The first job Nelson Mandela took was as a mine policeman at Crown Mines where he recalls being on duty next to a sign that read " Beware: Natives Crossing Here " and having to check the credentials of all who was entering and leaving. Mandela later moved in with the Reverend J. Mabutho of the Anglican Church in the Alexandra township whom Mandela remembers as a generous and God-fearing man.
Nelson Mandela was eventually taken on as a clerk at the recommendation of Walter Sizulu. Mandela also studied at nights for a BA degree through UNISA whilst working at day. Mandela recalls that his first year living in Alexandra in a rented shack thought him about poverty. He had to walk six miles to town in the mornings and six miles back again in the afternoon. He often had to go days with barely more than a mouthful of food and without a change of clothing. His employer Mr Sidelsky once gave him a suit which he wore for almost five years with the help of considerable patching and stitching. Nelson Mandela completed his BA degree by the end of 1942.
In August 1943 Nelson Mandela marched with 10 000 people in support of the Alexandra bus boycott in protest of the rise in fares. It was the first time Mandela switched from an observer to a participant. He was impressed by the effectiveness of the march and felt that marching with his people was an exhilarating and inspiring experience. Nelson Mandela was beginning to realise that his duty was to his people as a whole and found himself being drawn into the world of politics because he was not content with his old beliefs.
Nelson Mandela enrolled at the University of the Witwatersrand for a bachelor of law degree where he was the only black student in the law faculty. The university opened up a whole new world of debates, ideas and political beliefs.
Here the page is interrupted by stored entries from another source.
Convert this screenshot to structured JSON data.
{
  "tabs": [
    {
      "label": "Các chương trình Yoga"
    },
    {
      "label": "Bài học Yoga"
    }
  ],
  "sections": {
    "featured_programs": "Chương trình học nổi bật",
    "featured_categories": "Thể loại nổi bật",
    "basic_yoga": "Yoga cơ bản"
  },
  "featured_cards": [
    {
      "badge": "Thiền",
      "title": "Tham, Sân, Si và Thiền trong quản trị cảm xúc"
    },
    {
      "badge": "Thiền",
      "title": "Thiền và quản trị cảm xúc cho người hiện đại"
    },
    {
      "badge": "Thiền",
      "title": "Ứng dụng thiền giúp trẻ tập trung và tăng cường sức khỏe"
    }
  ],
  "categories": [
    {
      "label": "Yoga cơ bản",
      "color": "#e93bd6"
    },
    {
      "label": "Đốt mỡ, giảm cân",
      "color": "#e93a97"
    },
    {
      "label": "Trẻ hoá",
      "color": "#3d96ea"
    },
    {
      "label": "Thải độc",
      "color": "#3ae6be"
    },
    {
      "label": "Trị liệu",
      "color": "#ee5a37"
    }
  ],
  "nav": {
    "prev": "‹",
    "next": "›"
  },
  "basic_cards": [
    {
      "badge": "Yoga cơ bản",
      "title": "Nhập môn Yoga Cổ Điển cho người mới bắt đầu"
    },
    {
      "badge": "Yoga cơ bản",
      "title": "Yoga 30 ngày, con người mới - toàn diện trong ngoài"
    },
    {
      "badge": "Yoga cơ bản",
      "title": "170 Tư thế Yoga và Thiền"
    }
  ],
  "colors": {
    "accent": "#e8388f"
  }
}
He discovered for the first time white people of his own age firmly aligned with the liberation struggle who despite their relative privilege was willing to sacrifice themselves for the cause of the opressed.
In 1947 Nelson Mandela was elected to the Executive Committee of the Transvaal ANC; this was a milestone in his commitment to the organization and he found himself bound heart and soul to the liberation struggle.